Kushiel’s Justice: Disappointing installment in an excellent series

fantasy book reviews science fiction book reviewsfantasy book review Kushiel's Justice Jacqueline CareyKushiel’s Justice by Jacqueline Carey

Compared to Kushiel’s Scion, Phèdre and Joscelin return for a much larger portion of this book and they are as awesome as ever. They add excitement and helped me through much of the slog that was the first 300-odd pages. Yes, that’s right. Though previous Kushiel books have been long and probably could have withstood some cutting easily, I never minded the extra. With both Scion and Justice, that extra could have been done without. Seriously, you could knock off the first 200 pages of Kushiel’s Justice and not miss a thing.
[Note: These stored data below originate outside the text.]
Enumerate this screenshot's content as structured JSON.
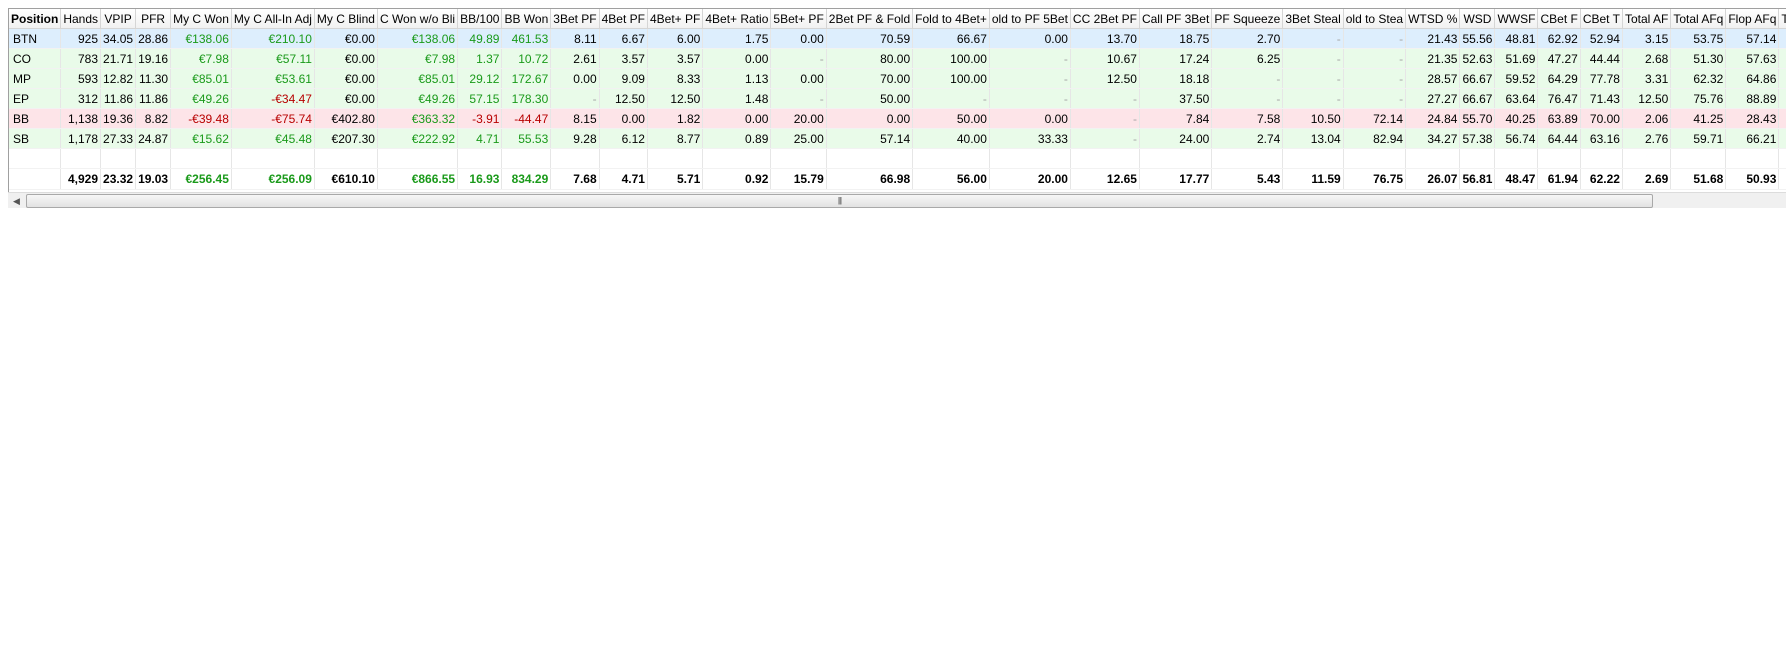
{
  "table": {
    "columns": [
      "Position",
      "Hands",
      "VPIP",
      "PFR",
      "My C Won",
      "My C All-In Adj",
      "My C Blind",
      "C Won w/o Bli",
      "BB/100",
      "BB Won",
      "3Bet PF",
      "4Bet PF",
      "4Bet+ PF",
      "4Bet+ Ratio",
      "5Bet+ PF",
      "2Bet PF & Fold",
      "Fold to 4Bet+",
      "old to PF 5Bet",
      "CC 2Bet PF",
      "Call PF 3Bet",
      "PF Squeeze",
      "3Bet Steal",
      "old to Stea",
      "WTSD %",
      "WSD",
      "WWSF",
      "CBet F",
      "CBet T",
      "Total AF",
      "Total AFq",
      "Flop AFq",
      "Tur"
    ],
    "rows": [
      {
        "style": "blue",
        "cells": [
          "BTN",
          "925",
          "34.05",
          "28.86",
          "€138.06",
          "€210.10",
          "€0.00",
          "€138.06",
          "49.89",
          "461.53",
          "8.11",
          "6.67",
          "6.00",
          "1.75",
          "0.00",
          "70.59",
          "66.67",
          "0.00",
          "13.70",
          "18.75",
          "2.70",
          "-",
          "-",
          "21.43",
          "55.56",
          "48.81",
          "62.92",
          "52.94",
          "3.15",
          "53.75",
          "57.14",
          ""
        ]
      },
      {
        "style": "green",
        "cells": [
          "CO",
          "783",
          "21.71",
          "19.16",
          "€7.98",
          "€57.11",
          "€0.00",
          "€7.98",
          "1.37",
          "10.72",
          "2.61",
          "3.57",
          "3.57",
          "0.00",
          "-",
          "80.00",
          "100.00",
          "-",
          "10.67",
          "17.24",
          "6.25",
          "-",
          "-",
          "21.35",
          "52.63",
          "51.69",
          "47.27",
          "44.44",
          "2.68",
          "51.30",
          "57.63",
          ""
        ]
      },
      {
        "style": "green",
        "cells": [
          "MP",
          "593",
          "12.82",
          "11.30",
          "€85.01",
          "€53.61",
          "€0.00",
          "€85.01",
          "29.12",
          "172.67",
          "0.00",
          "9.09",
          "8.33",
          "1.13",
          "0.00",
          "70.00",
          "100.00",
          "-",
          "12.50",
          "18.18",
          "-",
          "-",
          "-",
          "28.57",
          "66.67",
          "59.52",
          "64.29",
          "77.78",
          "3.31",
          "62.32",
          "64.86",
          ""
        ]
      },
      {
        "style": "green",
        "cells": [
          "EP",
          "312",
          "11.86",
          "11.86",
          "€49.26",
          "-€34.47",
          "€0.00",
          "€49.26",
          "57.15",
          "178.30",
          "-",
          "12.50",
          "12.50",
          "1.48",
          "-",
          "50.00",
          "-",
          "-",
          "-",
          "37.50",
          "-",
          "-",
          "-",
          "27.27",
          "66.67",
          "63.64",
          "76.47",
          "71.43",
          "12.50",
          "75.76",
          "88.89",
          ""
        ]
      },
      {
        "style": "red",
        "cells": [
          "BB",
          "1,138",
          "19.36",
          "8.82",
          "-€39.48",
          "-€75.74",
          "€402.80",
          "€363.32",
          "-3.91",
          "-44.47",
          "8.15",
          "0.00",
          "1.82",
          "0.00",
          "20.00",
          "0.00",
          "50.00",
          "0.00",
          "-",
          "7.84",
          "7.58",
          "10.50",
          "72.14",
          "24.84",
          "55.70",
          "40.25",
          "63.89",
          "70.00",
          "2.06",
          "41.25",
          "28.43",
          ""
        ]
      },
      {
        "style": "green",
        "cells": [
          "SB",
          "1,178",
          "27.33",
          "24.87",
          "€15.62",
          "€45.48",
          "€207.30",
          "€222.92",
          "4.71",
          "55.53",
          "9.28",
          "6.12",
          "8.77",
          "0.89",
          "25.00",
          "57.14",
          "40.00",
          "33.33",
          "-",
          "24.00",
          "2.74",
          "13.04",
          "82.94",
          "34.27",
          "57.38",
          "56.74",
          "64.44",
          "63.16",
          "2.76",
          "59.71",
          "66.21",
          ""
        ]
      }
    ],
    "totals": [
      "",
      "4,929",
      "23.32",
      "19.03",
      "€256.45",
      "€256.09",
      "€610.10",
      "€866.55",
      "16.93",
      "834.29",
      "7.68",
      "4.71",
      "5.71",
      "0.92",
      "15.79",
      "66.98",
      "56.00",
      "20.00",
      "12.65",
      "17.77",
      "5.43",
      "11.59",
      "76.75",
      "26.07",
      "56.81",
      "48.47",
      "61.94",
      "62.22",
      "2.69",
      "51.68",
      "50.93",
      ""
    ]
  },
  "colors": {
    "positive": "#1a9a1a",
    "negative": "#b80000",
    "row_blue": "#ddeefd",
    "row_green": "#e9fbe9",
    "row_red": "#fde4e8"
  },
  "scrollbar": {
    "left_arrow_icon": "chevron-left-icon",
    "thumb_grip_icon": "grip-lines-icon",
    "resize_grip_icon": "resize-dots-icon"
  }
}
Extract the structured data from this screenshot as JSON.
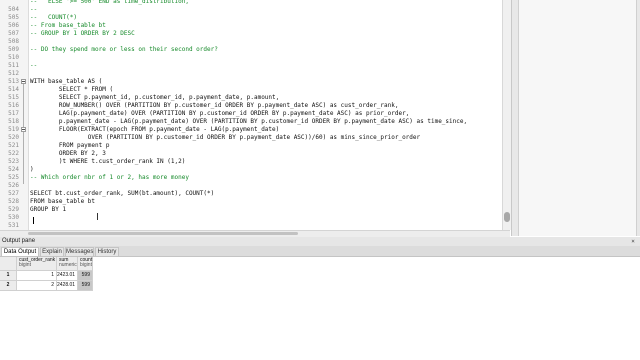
{
  "editor": {
    "top_lines": [
      {
        "n": "",
        "text": "--   ELSE '>= 500' END as time_distribution,",
        "comment": true
      },
      {
        "n": "504",
        "text": "--",
        "comment": true
      },
      {
        "n": "505",
        "text": "--   COUNT(*)",
        "comment": true
      },
      {
        "n": "506",
        "text": "-- From base_table bt",
        "comment": true
      },
      {
        "n": "507",
        "text": "-- GROUP BY 1 ORDER BY 2 DESC",
        "comment": true
      },
      {
        "n": "508",
        "text": "",
        "comment": false
      },
      {
        "n": "509",
        "text": "-- DO they spend more or less on their second order?",
        "comment": true
      },
      {
        "n": "510",
        "text": "",
        "comment": false
      },
      {
        "n": "511",
        "text": "--",
        "comment": true
      },
      {
        "n": "512",
        "text": "",
        "comment": false
      },
      {
        "n": "513",
        "text": "WITH base_table AS (",
        "comment": false
      },
      {
        "n": "514",
        "text": "        SELECT * FROM (",
        "comment": false
      },
      {
        "n": "515",
        "text": "        SELECT p.payment_id, p.customer_id, p.payment_date, p.amount,",
        "comment": false
      },
      {
        "n": "516",
        "text": "        ROW_NUMBER() OVER (PARTITION BY p.customer_id ORDER BY p.payment_date ASC) as cust_order_rank,",
        "comment": false
      },
      {
        "n": "517",
        "text": "        LAG(p.payment_date) OVER (PARTITION BY p.customer_id ORDER BY p.payment_date ASC) as prior_order,",
        "comment": false
      },
      {
        "n": "518",
        "text": "        p.payment_date - LAG(p.payment_date) OVER (PARTITION BY p.customer_id ORDER BY p.payment_date ASC) as time_since,",
        "comment": false
      },
      {
        "n": "519",
        "text": "        FLOOR(EXTRACT(epoch FROM p.payment_date - LAG(p.payment_date)",
        "comment": false
      },
      {
        "n": "520",
        "text": "                OVER (PARTITION BY p.customer_id ORDER BY p.payment_date ASC))/60) as mins_since_prior_order",
        "comment": false
      },
      {
        "n": "521",
        "text": "        FROM payment p",
        "comment": false
      },
      {
        "n": "522",
        "text": "        ORDER BY 2, 3",
        "comment": false
      },
      {
        "n": "523",
        "text": "        )t WHERE t.cust_order_rank IN (1,2)",
        "comment": false
      },
      {
        "n": "524",
        "text": ")",
        "comment": false
      },
      {
        "n": "525",
        "text": "-- Which order nbr of 1 or 2, has more money",
        "comment": true
      },
      {
        "n": "526",
        "text": "",
        "comment": false
      },
      {
        "n": "527",
        "text": "SELECT bt.cust_order_rank, SUM(bt.amount), COUNT(*)",
        "comment": false
      },
      {
        "n": "528",
        "text": "FROM base_table bt",
        "comment": false
      },
      {
        "n": "529",
        "text": "GROUP BY 1",
        "comment": false
      },
      {
        "n": "530",
        "text": "",
        "comment": false
      },
      {
        "n": "531",
        "text": "",
        "comment": false
      }
    ]
  },
  "output_pane": {
    "title": "Output pane",
    "close_glyph": "×",
    "tabs": [
      "Data Output",
      "Explain",
      "Messages",
      "History"
    ],
    "active_tab": 0,
    "columns": [
      {
        "name": "cust_order_rank",
        "type": "bigint"
      },
      {
        "name": "sum",
        "type": "numeric"
      },
      {
        "name": "count",
        "type": "bigint"
      }
    ],
    "rows": [
      {
        "num": "1",
        "cells": [
          "1",
          "2423.01",
          "599"
        ]
      },
      {
        "num": "2",
        "cells": [
          "2",
          "2428.01",
          "599"
        ]
      }
    ]
  },
  "colors": {
    "comment": "#168a2a",
    "selected_cell": "#c8c8c8"
  }
}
Part of the problem is Imriel himself. He has his moments of improvement as well in this book. While he’s married to Dorelei he actually grows as a character. I actually don’t mind him so much. I even find myself starting to care. His relationship with Dorelei is strong, it develops, unlike his “relationship” with his cousin Sidonie. It becomes more reminiscent of the wonderful relationship growth she portrays between Joscelin and Phèdre and I found myself actually enjoying it.
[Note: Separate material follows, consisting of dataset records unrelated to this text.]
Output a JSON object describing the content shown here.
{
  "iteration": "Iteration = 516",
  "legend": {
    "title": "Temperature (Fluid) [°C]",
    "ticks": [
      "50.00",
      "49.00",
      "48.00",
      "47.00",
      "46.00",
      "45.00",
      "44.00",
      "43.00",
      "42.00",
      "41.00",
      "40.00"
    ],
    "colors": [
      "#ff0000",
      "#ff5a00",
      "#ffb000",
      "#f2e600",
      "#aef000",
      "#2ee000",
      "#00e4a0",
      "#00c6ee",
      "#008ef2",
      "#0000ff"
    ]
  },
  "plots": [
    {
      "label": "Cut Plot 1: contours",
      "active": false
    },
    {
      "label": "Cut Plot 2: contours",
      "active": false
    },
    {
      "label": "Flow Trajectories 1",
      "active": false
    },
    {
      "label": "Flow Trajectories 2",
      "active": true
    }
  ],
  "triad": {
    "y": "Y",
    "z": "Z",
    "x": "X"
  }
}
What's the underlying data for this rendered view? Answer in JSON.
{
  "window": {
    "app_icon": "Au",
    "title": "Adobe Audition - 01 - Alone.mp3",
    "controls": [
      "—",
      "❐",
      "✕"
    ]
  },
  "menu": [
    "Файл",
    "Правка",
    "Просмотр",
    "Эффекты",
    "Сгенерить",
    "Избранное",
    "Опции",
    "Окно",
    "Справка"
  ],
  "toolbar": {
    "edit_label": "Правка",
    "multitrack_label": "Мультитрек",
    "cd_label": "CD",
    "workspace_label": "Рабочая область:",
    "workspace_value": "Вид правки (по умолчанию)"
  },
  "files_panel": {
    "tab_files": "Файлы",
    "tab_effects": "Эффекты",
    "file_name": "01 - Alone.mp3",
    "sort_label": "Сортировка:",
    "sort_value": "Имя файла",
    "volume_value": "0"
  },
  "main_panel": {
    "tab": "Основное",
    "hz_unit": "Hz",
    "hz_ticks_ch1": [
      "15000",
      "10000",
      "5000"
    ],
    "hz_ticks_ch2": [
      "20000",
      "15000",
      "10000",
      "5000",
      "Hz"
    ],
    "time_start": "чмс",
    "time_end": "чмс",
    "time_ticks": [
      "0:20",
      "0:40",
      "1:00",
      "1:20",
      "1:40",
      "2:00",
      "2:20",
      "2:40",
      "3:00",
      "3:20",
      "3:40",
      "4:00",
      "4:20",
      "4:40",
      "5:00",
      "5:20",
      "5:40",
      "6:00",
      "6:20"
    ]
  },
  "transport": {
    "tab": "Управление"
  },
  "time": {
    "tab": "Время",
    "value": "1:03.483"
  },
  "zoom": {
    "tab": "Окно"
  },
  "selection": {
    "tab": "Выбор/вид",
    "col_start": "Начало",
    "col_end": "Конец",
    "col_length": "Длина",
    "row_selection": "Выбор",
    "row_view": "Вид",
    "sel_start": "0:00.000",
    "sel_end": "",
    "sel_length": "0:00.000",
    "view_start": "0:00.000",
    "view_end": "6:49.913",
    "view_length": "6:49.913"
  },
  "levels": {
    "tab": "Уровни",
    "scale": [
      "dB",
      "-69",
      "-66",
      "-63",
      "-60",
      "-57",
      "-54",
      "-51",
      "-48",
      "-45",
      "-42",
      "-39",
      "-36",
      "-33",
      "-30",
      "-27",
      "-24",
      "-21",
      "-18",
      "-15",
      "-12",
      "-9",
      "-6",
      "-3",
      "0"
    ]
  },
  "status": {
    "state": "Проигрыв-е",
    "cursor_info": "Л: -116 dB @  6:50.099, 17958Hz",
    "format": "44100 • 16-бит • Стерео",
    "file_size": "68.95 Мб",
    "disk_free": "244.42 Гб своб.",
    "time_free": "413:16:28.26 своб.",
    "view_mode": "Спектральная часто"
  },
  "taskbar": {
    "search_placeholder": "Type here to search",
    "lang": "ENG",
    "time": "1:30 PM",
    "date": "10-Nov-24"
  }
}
And then… [Spoiler. Highlight to read] Dorelei dies. DIES! What a cop out! How about having characters that have to live and grow beyond their selfish wants? How about letting Imriel and Dorelei grow together as a couple, overcome all their trials and tribulations together? No, let’s just make it easy by killing her off so that Emoriel (as I have come to think of him) can go back to his unbelievable Romeo and Juliet-style relationship with Sidonie! I don’t buy that relationship for a second. I don’t care about Sidonie, I don’t care about Emoriel.[End spoiler] I don’t care so much that I put the book down and never picked it back up, even though I intend to. And I got to the part where it should have been exciting. The revenge ought to get the blood going. But I simply. Did. Not. Care.

Among other things, Jacqueline Carey‘s prose has taken a plummet. The flowery tone is inconsistent and sentences are often choppy and plagued with grammatical mistakes. The plot is far too thin for the length of the book. And the sex! I can’t believe I’m saying this, but there was too much sex. And it has nothing to do with quantity (though there definitely was quite a bit of it), but quality. Or really, lack thereof. With the exceptions of the scenes with Dorelei, they’re all repetitive and boring. I don’t care how hot Emoriel is for Sidonie. I don’t want to hear about Sidonie’s young, creamy, tight flesh over and over again. And I know Phèdre was an odd creature, but I was never before under the impression that D’Angeline women turned on like faucets if a man just looks at them right. When did that happen?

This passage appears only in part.